Pour rappel, Jean-Christophe Papot est un être résolument heureux, le genre de personne qu’il faudrait cloner pour en distribuer un à tous les grincheux qui ne voient la vie que comme un dégradé de gris. Investi dans la construction du manisfeste de l’Intelligence Collective il oeuvre maintenant pour l’IFIC. Ses activités de coaching l’amènent à animer régulièrement des stages de développement personnel et des conférences sur le bonheur, tout un programme…
Après une approche globale de la CNV et du processus OSBD (Observation, Sentiment, Besoin et Demande) dixit l’article « Mais c’est quoi la Communication NonViolente (CNV), bordel ? », je vous propose ici d’aller plus profond dans ce processus, avant d’ouvrir sur des notions plus philosophiques et spirituelles.
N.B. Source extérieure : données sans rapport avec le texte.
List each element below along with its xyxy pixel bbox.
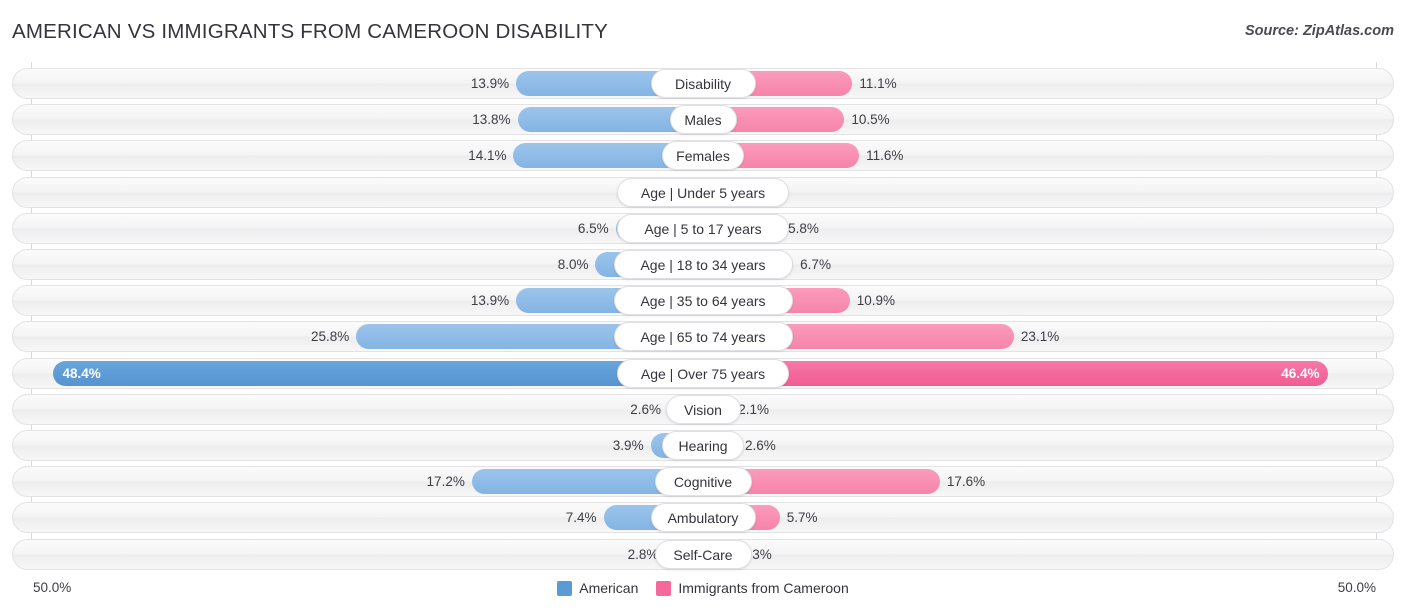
legend-swatch-icon [656,580,672,596]
row-label-pill: Age | Under 5 years [617,177,789,207]
row-label-pill: Age | 5 to 17 years [617,213,789,243]
value-label-american: 25.8% [310,329,350,345]
bar-immigrants [703,360,1328,386]
chart-row: 13.9% 11.1% Disability [12,68,1394,99]
chart-row: 14.1% 11.6% Females [12,140,1394,172]
value-label-immigrants: 10.9% [856,293,895,309]
chart-row: 25.8% 23.1% Age | 65 to 74 years [12,321,1394,353]
value-label-immigrants: 5.8% [788,220,819,236]
row-label-pill: Disability [650,69,756,98]
chart-row: 2.8% 2.3% Self-Care [12,538,1394,570]
value-label-american: 13.9% [470,293,510,309]
value-label-american: 7.4% [565,510,597,526]
value-label-immigrants: 5.7% [786,510,818,526]
value-label-american: 8.0% [557,257,589,272]
chart-row: 17.2% 17.6% Cognitive [12,466,1394,498]
value-label-american: 17.2% [426,474,465,490]
row-label-pill: Self-Care [654,539,752,569]
value-label-american: 3.9% [612,438,644,453]
chart-plot-area: 13.9% 11.1% Disability 13.8% 10.5% Males 14.1%… [0,62,1406,572]
value-label-american: 13.8% [472,112,511,128]
row-label-pill: Males [669,105,737,135]
value-label-immigrants: 46.4% [1281,365,1320,381]
chart-row: 48.4% 46.4% Age | Over 75 years [12,357,1394,389]
value-label-immigrants: 6.7% [800,257,831,272]
row-label-pill: Females [662,141,744,171]
legend-item[interactable]: American [557,580,638,596]
value-label-immigrants: 11.1% [859,76,897,91]
value-label-immigrants: 23.1% [1020,329,1060,345]
chart-row: 6.5% 5.8% Age | 5 to 17 years [12,212,1394,244]
value-label-american: 48.4% [62,365,101,381]
page-title: AMERICAN VS IMMIGRANTS FROM CAMEROON DIS… [12,20,608,43]
value-label-immigrants: 10.5% [851,112,890,128]
chart-row: 8.0% 6.7% Age | 18 to 34 years [12,249,1394,280]
row-label-pill: Ambulatory [650,503,756,533]
source-attribution: Source: ZipAtlas.com [1244,23,1394,39]
value-label-american: 6.5% [577,220,609,236]
legend-label: Immigrants from Cameroon [678,580,849,596]
legend-swatch-icon [557,580,573,596]
value-label-american: 2.6% [630,401,662,417]
value-label-american: 14.1% [468,148,507,164]
chart-footer: 50.0% 50.0% American Immigrants from Came… [0,574,1406,612]
chart-row: 3.9% 2.6% Hearing [12,430,1394,461]
value-label-immigrants: 2.3% [740,546,772,562]
chart-row: 13.8% 10.5% Males [12,104,1394,136]
row-label-pill: Age | 65 to 74 years [613,322,793,352]
legend-label: American [579,580,639,596]
value-label-american: 13.9% [470,76,510,91]
chart-row: 2.6% 2.1% Vision [12,393,1394,425]
value-label-american: 2.8% [627,546,659,562]
value-label-immigrants: 2.1% [738,401,770,417]
row-label-pill: Vision [665,394,741,424]
value-label-immigrants: 11.6% [866,148,904,164]
chart-legend: American Immigrants from Cameroon [0,580,1406,596]
row-label-pill: Age | Over 75 years [617,358,789,388]
chart-row: 7.4% 5.7% Ambulatory [12,502,1394,534]
chart-row: 1.9%1.4%Age | Under 5 years [12,176,1394,208]
chart-row: 13.9% 10.9% Age | 35 to 64 years [12,285,1394,317]
bar-american [52,360,703,386]
row-label-pill: Age | 18 to 34 years [613,250,793,279]
row-label-pill: Cognitive [654,467,752,497]
row-label-pill: Age | 35 to 64 years [613,286,793,316]
row-label-pill: Hearing [662,431,744,460]
value-label-immigrants: 17.6% [946,474,986,490]
chart-header: AMERICAN VS IMMIGRANTS FROM CAMEROON DIS… [0,0,1406,56]
legend-item[interactable]: Immigrants from Cameroon [656,580,849,596]
value-label-immigrants: 2.6% [744,438,776,453]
Alors afin d’affiner le processus OSBD, je voudrais amener les précisions suivantes :
L’Observation doit être factuelle et dénuée de tout jugement. C’est à mon sens notre plus grande difficulté, car nous sommes conditionnés pour juger. Quand nous ne portons pas de jugement péremptoire « Ce n’est pas bon », nous portons un simple jugement personnel « Je n’aime pas » qui a au moins l’avantage de parler de soi. Quand vous formulez une observation, soyez vigilant à cette absence de jugement que l’autre peut ressentir comme une agression, ou comme une vérité universelle à laquelle il n’adhère peut-être pas. La différence entre « Quand tu me rabaisses» et « Quand tu me dis Jean-Christophe tu es nul » peut être floue, mais dans le premier cas, il s’agit bien de mon interprétation de l’intention de l’autre (je suppose qu’il a l’intention de me rabaisser, c’est ma projection, je suis à l’autre bout de l’écharpe*) alors que dans le second, je ne fais que répéter les mots qu’il a prononcé, je reste factuel.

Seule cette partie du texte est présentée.